Ce qui frappe immédiatement dans Love Hunters, c’est l’élégance avec laquelle le réalisateur australien Ben Young met en image le récit. Il ne suffit d’ailleurs que des quelques minutes d’ouverture – sublimes ralentis dévoilant dans une même séquence chasseurs et proies – pour se rendre compte que, malgré l’âpreté du scénario, le film ne négligera pas la beauté des plans. Une beauté sauvage s’exprimant autant dans la puissance magistrale des cadrages que dans la chaleur étouffante de la photographie. Jamais artificiels, les choix de mise en scène contribuent très tôt à installer un sentiment de malaise, jouant notamment habilement sur le contraste entre la quiétude extérieure et la violence intérieure. En reléguant constamment la violence hors champ, le cinéaste évite aussi intelligemment de tomber dans une complaisance malsaine qui aurait certainement amoindri son propos. Pour autant, l’absence de scènes chocs explicites n’enlève en rien l’impact que peuvent avoir certaines séquences, ni la tension extrême qu’elles peuvent générer. Un véritable tour de force !


La maîtrise qui émane du film n’est toutefois pas uniquement formelle puisque le scénario, également signé Ben Young, offre un regard singulier sur une histoire de kidnapping somme toute classique. En se concentrant presque exclusivement sur les bourreaux, le script dresse effectivement le portrait complexe et fascinant d’une femme brisée par l’existence, manipulée par un mari dont elle est finalement la première victime. Véritable révélation du film, Emma Booth l’incarne avec une sincérité désarmante. Tour à tour cruelle, touchante et vulnérable, l’actrice ne fait qu’un avec son personnage, délivrant une prestation bluffante de bout en bout, la plus belle de sa carrière sans aucun doute.

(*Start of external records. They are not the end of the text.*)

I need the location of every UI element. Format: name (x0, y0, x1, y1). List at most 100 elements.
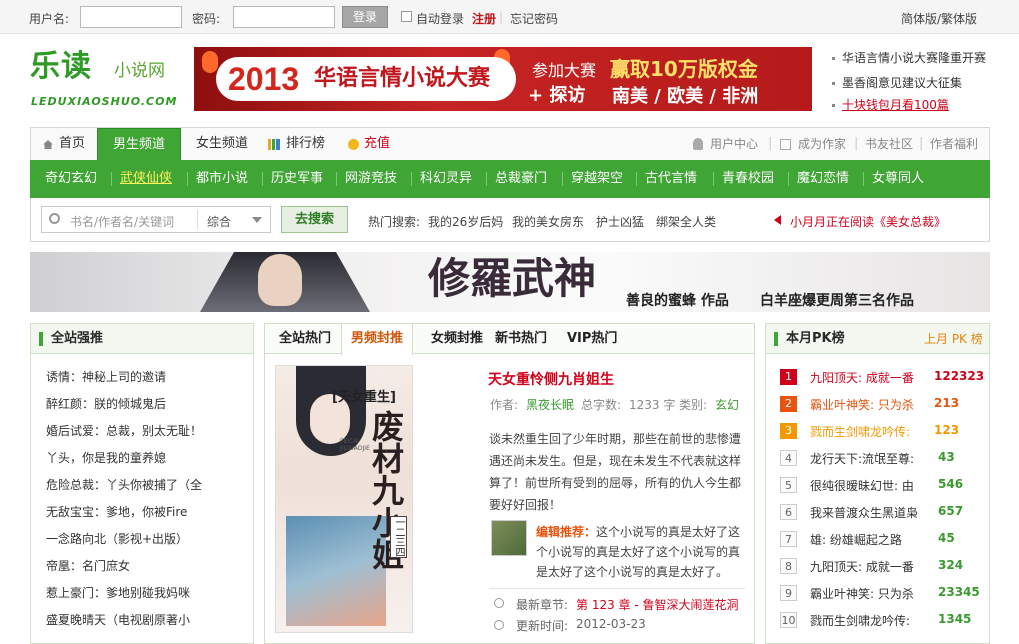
book-cover[interactable]: [天女重生] 废材九小姐 FEICAI JIUXIAOJIE 一二三四 (275, 365, 413, 633)
recommend-item[interactable]: 婚后试爱：总裁，别太无耻！ (46, 422, 202, 439)
rank-number: 5 (780, 477, 797, 493)
edit-icon (780, 139, 791, 150)
hot-search-item[interactable]: 绑架全人类 (656, 213, 716, 230)
nav-ranking[interactable]: 排行榜 (286, 128, 325, 160)
rank-title[interactable]: 戮而生剑啸龙吟传: (810, 423, 910, 440)
chevron-down-icon[interactable] (252, 217, 262, 223)
language-switch-link[interactable]: 简体版/繁体版 (901, 10, 977, 27)
rank-title[interactable]: 我来普渡众生黑道枭 (810, 504, 918, 521)
rank-title[interactable]: 龙行天下:流氓至尊: (810, 450, 914, 467)
password-input[interactable] (233, 6, 335, 28)
tab-site-hot[interactable]: 全站热门 (279, 324, 331, 354)
category-nav-item[interactable]: 科幻灵异 (420, 160, 472, 198)
ranking-row[interactable]: 7 雄: 纷雄崛起之路 45 (780, 529, 980, 549)
announcement-item[interactable]: 华语言情小说大赛隆重开赛 (832, 49, 986, 66)
hot-search-item[interactable]: 我的美女房东 (512, 213, 584, 230)
book-category[interactable]: 玄幻 (715, 396, 739, 413)
recommend-item[interactable]: 醉红颜：朕的倾城鬼后 (46, 395, 166, 412)
nav-author-welfare[interactable]: 作者福利 (930, 128, 978, 160)
banner-places: 南美 / 欧美 / 非洲 (612, 86, 759, 107)
ranking-row[interactable]: 5 很纯很暧昧幻世: 由 546 (780, 475, 980, 495)
logo-subtitle: 小说网 (114, 61, 165, 81)
auto-login-checkbox[interactable] (401, 11, 412, 22)
latest-chapter-link[interactable]: 第 123 章 - 鲁智深大闹莲花洞 (576, 596, 739, 613)
search-input[interactable]: 书名/作者名/关键词 (70, 213, 174, 230)
recommend-item[interactable]: 丫头，你是我的童养媳 (46, 449, 166, 466)
rank-title[interactable]: 霸业叶神笑: 只为杀 (810, 585, 914, 602)
category-nav-item[interactable]: 奇幻玄幻 (45, 160, 97, 198)
tab-male-featured[interactable]: 男频封推 (341, 324, 413, 355)
primary-nav: 首页 男生频道 女生频道 排行榜 充值 用户中心 | 成为作家 | 书友社区 |… (30, 127, 990, 160)
category-nav-item[interactable]: 都市小说 (196, 160, 248, 198)
now-reading-text[interactable]: 小月月正在阅读《美女总裁》 (790, 213, 946, 230)
rank-title[interactable]: 很纯很暧昧幻世: 由 (810, 477, 914, 494)
category-nav-item[interactable]: 魔幻恋情 (797, 160, 849, 198)
login-button[interactable]: 登录 (342, 6, 388, 28)
recommend-item[interactable]: 惹上豪门：爹地别碰我妈咪 (46, 584, 190, 601)
hot-search-item[interactable]: 我的26岁后妈 (428, 213, 503, 230)
category-nav-item[interactable]: 女尊同人 (872, 160, 924, 198)
ranking-row[interactable]: 2 霸业叶神笑: 只为杀 213 (780, 394, 980, 414)
rank-title[interactable]: 戮而生剑啸龙吟传: (810, 612, 910, 629)
editor-label: 编辑推荐： (536, 525, 597, 539)
nav-home[interactable]: 首页 (59, 128, 85, 160)
divider (713, 172, 714, 186)
ranking-row[interactable]: 8 九阳顶天: 成就一番 324 (780, 556, 980, 576)
book-title[interactable]: 天女重怜侧九肖姐生 (488, 369, 614, 389)
speaker-icon (774, 215, 781, 225)
ranking-row[interactable]: 4 龙行天下:流氓至尊: 43 (780, 448, 980, 468)
recommend-item[interactable]: 诱情：神秘上司的邀请 (46, 368, 166, 385)
contest-banner[interactable]: 2013 华语言情小说大赛 参加大赛 赢取10万版权金 + 探访 南美 / 欧美… (194, 47, 812, 111)
divider: | (919, 136, 924, 151)
nav-community[interactable]: 书友社区 (865, 128, 913, 160)
category-nav-item[interactable]: 青春校园 (722, 160, 774, 198)
username-input[interactable] (80, 6, 182, 28)
forgot-password-link[interactable]: 忘记密码 (510, 10, 558, 27)
recommend-item[interactable]: 一念路向北（影视+出版） (46, 530, 188, 547)
category-nav-item[interactable]: 网游竞技 (345, 160, 397, 198)
promo-banner[interactable]: 修羅武神 善良的蜜蜂 作品 白羊座爆更周第三名作品 (30, 252, 990, 312)
announcement-item[interactable]: 墨香阁意见建议大征集 (832, 74, 962, 91)
promo-title: 修羅武神 (428, 254, 597, 303)
announcement-item[interactable]: 十块钱包月看100篇 (832, 96, 949, 113)
auto-login-label: 自动登录 (416, 12, 465, 26)
recommend-item[interactable]: 盛夏晚晴天（电视剧原著小 (46, 611, 190, 628)
rank-title[interactable]: 九阳顶天: 成就一番 (810, 558, 914, 575)
category-nav-item[interactable]: 穿越架空 (571, 160, 623, 198)
ranking-row[interactable]: 1 九阳顶天: 成就一番 122323 (780, 367, 984, 387)
search-type-select[interactable]: 综合 (207, 213, 231, 230)
tab-new-hot[interactable]: 新书热门 (495, 324, 547, 354)
hot-search-item[interactable]: 护士凶猛 (596, 213, 644, 230)
nav-become-author[interactable]: 成为作家 (798, 128, 846, 160)
book-author[interactable]: 黑夜长眠 (526, 396, 574, 413)
rank-number: 10 (780, 612, 797, 628)
top-bar: 用户名: 密码: 登录 自动登录 注册 | 忘记密码 简体版/繁体版 (0, 0, 1019, 34)
last-month-pk-link[interactable]: 上月 PK 榜 (924, 324, 983, 354)
nav-male-channel[interactable]: 男生频道 (97, 128, 181, 160)
ranking-row[interactable]: 10 戮而生剑啸龙吟传: 1345 (780, 610, 980, 630)
ranking-row[interactable]: 6 我来普渡众生黑道枭 657 (780, 502, 980, 522)
rank-votes: 657 (938, 504, 964, 518)
nav-user-center[interactable]: 用户中心 (710, 128, 758, 160)
logo[interactable]: 乐读 (30, 50, 92, 84)
tab-female-featured[interactable]: 女频封推 (431, 324, 483, 354)
nav-female-channel[interactable]: 女生频道 (196, 128, 248, 160)
rank-title[interactable]: 霸业叶神笑: 只为杀 (810, 396, 914, 413)
category-nav-item[interactable]: 武侠仙侠 (120, 160, 172, 198)
nav-recharge[interactable]: 充值 (364, 128, 390, 160)
search-button[interactable]: 去搜索 (281, 206, 348, 233)
home-icon (43, 140, 53, 149)
category-nav-item[interactable]: 古代言情 (645, 160, 697, 198)
category-nav-item[interactable]: 总裁豪门 (495, 160, 547, 198)
tab-vip-hot[interactable]: VIP热门 (567, 324, 617, 354)
featured-panel: 全站热门 男频封推 女频封推 新书热门 VIP热门 [天女重生] 废材九小姐 F… (264, 323, 755, 644)
register-link[interactable]: 注册 (472, 10, 496, 27)
rank-title[interactable]: 雄: 纷雄崛起之路 (810, 531, 902, 548)
recommend-item[interactable]: 无敌宝宝：爹地，你被Fire (46, 503, 187, 520)
rank-title[interactable]: 九阳顶天: 成就一番 (810, 369, 914, 386)
ranking-row[interactable]: 9 霸业叶神笑: 只为杀 23345 (780, 583, 980, 603)
ranking-row[interactable]: 3 戮而生剑啸龙吟传: 123 (780, 421, 980, 441)
recommend-item[interactable]: 帝凰：名门庶女 (46, 557, 130, 574)
recommend-item[interactable]: 危险总裁：丫头你被捕了（全 (46, 476, 202, 493)
category-nav-item[interactable]: 历史军事 (271, 160, 323, 198)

A ses côtés, Stephen Curry ne démérite absolument pas, se plongeant lui aussi de manière convaincante dans la peau d’un personnage, certes moins complexe, mais tout aussi ambitieux à incarner. Enfin, Ashleigh Cummings complète ce brillant tableau sans défaillir le moins du monde. Signalons aussi pour terminer la qualité du travail sonore, un élément qui participe grandement à l’ambiance du long-métrage.


Avec Love Hunters, Ben Young affiche donc une incroyable maîtrise pour ses débuts au cinéma. A travers cette sordide histoire de kidnapping, le réalisateur/scénariste australien dresse un portrait de femme complexe et sans concession, transcendé par la performance magistrale d’Emma Booth. Usant brillamment du hors champ pour suggérer la violence la plus extrême, le film se vit comme une gigantesque claque. Le genre de claque dont on ne se remet pas facilement.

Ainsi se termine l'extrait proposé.